Generalisation 2 – other non-proportional layers
 
The formula we derived above was originally intended to apply to ILWs, but it also holds any time we think the loss to the layer, if it occurs, will be a total loss. This might be the case for a cat layer, or a clash layers (layers which have an attachment above the underwriting limit for a single risk), or any layer with a relatively high attachment point compared to the underwriting limit.
 
Adjustments to the formulas
 
There are a few of adjustments we might need to make to these formulas before using them in practice.
 
Firstly, the RoL above has no allowance for profit or expense loading, we can account for this by converting the market RoL to a technical RoL, this is done by simply dividing the RoL by $120-130$% (or any other appropriate profit/expense loading). This has the effect of increasing the number of years before the loss is expected to occur.
 
Alternately, if layer does not have a paid reinstatement, or has a different factor than $100$%, then we would need to amend the multiple we are multiplying the RoL by in the formula above.

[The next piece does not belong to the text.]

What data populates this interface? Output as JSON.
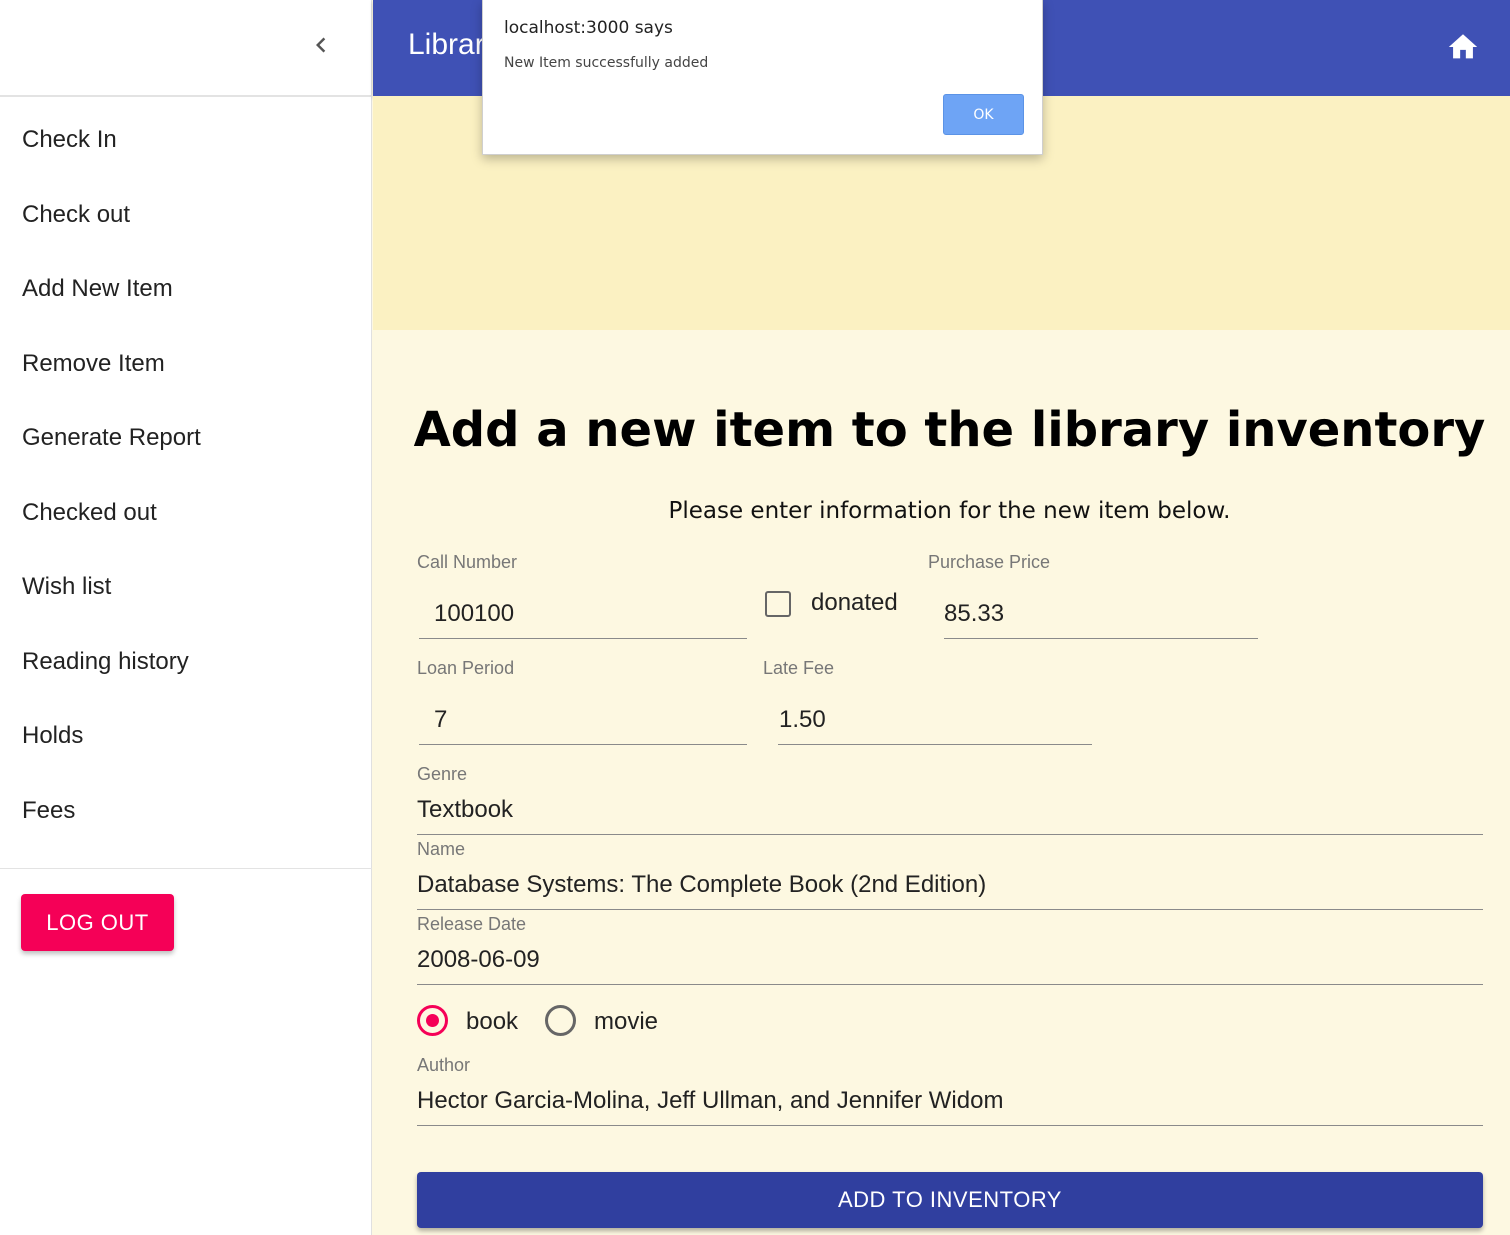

For example, with nil paid reinstatements, the formula would be:
 
$RP = 1 + \frac{(1-RoL)}{RoL}$
 
Another refinement we might wish to make would be to weaken the total loss assumption.  We would then need to reduce the RoL by an appropriate amount to account for the possibility of partial losses. It’s going to be quite hard to say how much this should be adjusted for – the lower the layer the more it would need to be.